Villa
de Suède 24 Juin 1916
Mon Jean bien aimé
Je t’écris de notre petit jardin ou
il fait déjà bien chaud et je songe avec mélancolie à ce que tu as à supporter,
à ce que tu supportes sans doute mon enfant chéri pour qui je donnerais ma vie
si volontiers si elle pouvait t’enlever, t’épargner de la souffrance !
mais je ne puis rien, rien pour toi que prier, prier sans me lasser et t’envoyer
à travers la distance toute mon âme. Si je ne puis t’enlever ta souffrance,
Dieu est près de toi pr t’aider et pr te tendre sa main secourable.

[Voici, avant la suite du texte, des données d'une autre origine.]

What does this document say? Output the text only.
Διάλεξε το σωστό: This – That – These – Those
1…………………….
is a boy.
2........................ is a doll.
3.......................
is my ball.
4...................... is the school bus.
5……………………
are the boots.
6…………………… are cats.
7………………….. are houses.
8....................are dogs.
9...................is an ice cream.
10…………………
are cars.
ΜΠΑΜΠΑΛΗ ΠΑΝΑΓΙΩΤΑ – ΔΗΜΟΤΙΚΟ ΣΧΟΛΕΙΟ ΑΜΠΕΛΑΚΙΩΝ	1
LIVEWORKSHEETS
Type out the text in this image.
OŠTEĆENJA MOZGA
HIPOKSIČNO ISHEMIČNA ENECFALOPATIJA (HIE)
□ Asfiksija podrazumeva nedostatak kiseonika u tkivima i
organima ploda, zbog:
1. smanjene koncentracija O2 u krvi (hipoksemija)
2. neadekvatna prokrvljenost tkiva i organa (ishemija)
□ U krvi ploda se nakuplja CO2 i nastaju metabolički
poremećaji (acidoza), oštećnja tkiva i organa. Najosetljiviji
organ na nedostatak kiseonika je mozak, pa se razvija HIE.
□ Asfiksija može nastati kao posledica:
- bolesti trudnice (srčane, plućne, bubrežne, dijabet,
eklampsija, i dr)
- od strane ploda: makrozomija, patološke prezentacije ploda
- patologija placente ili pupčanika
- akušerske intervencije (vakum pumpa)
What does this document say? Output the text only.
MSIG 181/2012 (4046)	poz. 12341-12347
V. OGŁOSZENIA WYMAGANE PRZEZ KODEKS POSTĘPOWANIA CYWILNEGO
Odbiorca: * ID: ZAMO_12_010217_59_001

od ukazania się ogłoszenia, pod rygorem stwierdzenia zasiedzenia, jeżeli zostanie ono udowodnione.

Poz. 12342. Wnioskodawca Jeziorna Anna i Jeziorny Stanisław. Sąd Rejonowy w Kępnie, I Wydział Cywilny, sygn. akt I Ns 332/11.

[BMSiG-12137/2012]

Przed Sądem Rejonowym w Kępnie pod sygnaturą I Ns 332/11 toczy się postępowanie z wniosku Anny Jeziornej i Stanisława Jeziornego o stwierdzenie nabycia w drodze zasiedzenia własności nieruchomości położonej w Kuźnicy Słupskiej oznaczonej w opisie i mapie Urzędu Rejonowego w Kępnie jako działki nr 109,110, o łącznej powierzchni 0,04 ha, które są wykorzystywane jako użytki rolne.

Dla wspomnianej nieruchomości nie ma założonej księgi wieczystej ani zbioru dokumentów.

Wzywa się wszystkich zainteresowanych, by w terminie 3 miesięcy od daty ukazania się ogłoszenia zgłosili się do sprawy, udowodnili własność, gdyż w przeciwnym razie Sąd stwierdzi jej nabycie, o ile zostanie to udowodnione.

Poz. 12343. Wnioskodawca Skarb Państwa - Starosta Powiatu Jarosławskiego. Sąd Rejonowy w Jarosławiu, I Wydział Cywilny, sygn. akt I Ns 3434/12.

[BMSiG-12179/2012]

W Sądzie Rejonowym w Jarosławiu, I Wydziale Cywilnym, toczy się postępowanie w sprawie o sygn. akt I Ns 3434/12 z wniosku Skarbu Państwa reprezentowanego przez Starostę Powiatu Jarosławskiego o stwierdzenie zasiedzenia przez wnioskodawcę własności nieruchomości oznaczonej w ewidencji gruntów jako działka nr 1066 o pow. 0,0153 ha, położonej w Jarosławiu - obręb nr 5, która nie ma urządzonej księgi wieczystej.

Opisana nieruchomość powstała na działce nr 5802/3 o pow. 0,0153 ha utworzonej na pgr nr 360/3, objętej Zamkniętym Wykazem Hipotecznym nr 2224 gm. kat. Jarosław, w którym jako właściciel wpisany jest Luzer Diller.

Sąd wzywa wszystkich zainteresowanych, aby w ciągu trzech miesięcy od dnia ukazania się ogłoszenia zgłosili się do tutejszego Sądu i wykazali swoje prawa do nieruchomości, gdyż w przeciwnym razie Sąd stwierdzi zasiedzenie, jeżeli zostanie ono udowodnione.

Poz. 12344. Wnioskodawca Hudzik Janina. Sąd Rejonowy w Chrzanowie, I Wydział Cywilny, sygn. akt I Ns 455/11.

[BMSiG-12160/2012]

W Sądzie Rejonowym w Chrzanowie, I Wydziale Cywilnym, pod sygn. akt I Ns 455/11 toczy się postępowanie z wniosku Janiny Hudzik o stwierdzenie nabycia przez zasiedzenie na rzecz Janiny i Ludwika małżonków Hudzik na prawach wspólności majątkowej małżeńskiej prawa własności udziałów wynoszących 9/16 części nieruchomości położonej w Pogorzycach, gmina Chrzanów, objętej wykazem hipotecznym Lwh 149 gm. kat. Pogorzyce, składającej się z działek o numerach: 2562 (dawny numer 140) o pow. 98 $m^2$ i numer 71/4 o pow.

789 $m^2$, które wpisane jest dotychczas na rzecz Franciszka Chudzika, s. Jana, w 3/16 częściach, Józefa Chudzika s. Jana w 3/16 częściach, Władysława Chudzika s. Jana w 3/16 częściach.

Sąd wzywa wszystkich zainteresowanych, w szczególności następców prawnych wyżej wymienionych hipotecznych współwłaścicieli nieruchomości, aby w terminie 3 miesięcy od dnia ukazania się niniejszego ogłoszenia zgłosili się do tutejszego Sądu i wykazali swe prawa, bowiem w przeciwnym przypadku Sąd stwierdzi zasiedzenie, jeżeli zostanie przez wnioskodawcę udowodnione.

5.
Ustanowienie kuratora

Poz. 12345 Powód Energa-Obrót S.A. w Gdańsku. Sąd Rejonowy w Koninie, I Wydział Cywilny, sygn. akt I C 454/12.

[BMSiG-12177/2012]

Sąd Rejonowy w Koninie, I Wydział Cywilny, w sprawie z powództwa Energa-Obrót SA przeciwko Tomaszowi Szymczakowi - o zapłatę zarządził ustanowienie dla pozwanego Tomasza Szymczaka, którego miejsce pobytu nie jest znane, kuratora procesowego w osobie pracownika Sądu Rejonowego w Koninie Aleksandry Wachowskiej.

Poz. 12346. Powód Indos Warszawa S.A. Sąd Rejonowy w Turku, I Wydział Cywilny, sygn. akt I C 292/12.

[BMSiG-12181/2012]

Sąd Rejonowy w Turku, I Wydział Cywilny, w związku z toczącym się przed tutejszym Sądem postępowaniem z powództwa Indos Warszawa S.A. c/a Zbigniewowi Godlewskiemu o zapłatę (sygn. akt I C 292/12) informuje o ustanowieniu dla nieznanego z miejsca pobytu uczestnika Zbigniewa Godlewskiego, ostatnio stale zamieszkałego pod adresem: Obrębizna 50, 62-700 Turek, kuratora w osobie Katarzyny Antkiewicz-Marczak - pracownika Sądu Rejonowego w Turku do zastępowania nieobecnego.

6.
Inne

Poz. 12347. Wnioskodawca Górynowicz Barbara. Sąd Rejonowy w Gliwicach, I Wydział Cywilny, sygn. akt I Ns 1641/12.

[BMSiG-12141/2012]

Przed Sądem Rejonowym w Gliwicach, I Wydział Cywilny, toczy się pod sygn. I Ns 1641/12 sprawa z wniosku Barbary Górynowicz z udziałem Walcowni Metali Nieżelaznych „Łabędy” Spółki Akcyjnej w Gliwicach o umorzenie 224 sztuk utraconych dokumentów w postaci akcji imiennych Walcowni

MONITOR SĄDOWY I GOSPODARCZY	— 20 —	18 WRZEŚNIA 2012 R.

Je ne sais toujours rien de toi
depuis quelques jours. Je reçus le 21 une carte du 14 et depuis j’attends toujours
avec angoisse. Que Dieu ait pitié de nous.
Na t’envoie un baiser de sa mignonne
petite main. Si tu savais comme elle embrasse ta photo ! Elle devient si
intéressante. Je pense qu’après ces jours terribles que tu passes tu auras un
congé. J’ai rencontré en route revenant de Marseille des soldats qui allaient
en congé après être allés à Verdun et je m’arrête parfois à cette idée en
tremblant déjà d’émotion. Quel beau jour ce sera.
Visite de Mme
Brun. Son fils trouve le temps très long et écrit bien mélancoliquement.
Nounou attend ma lettre pr
l’emporter je n’ai plus que le temps de t’envoyer de douces caresses.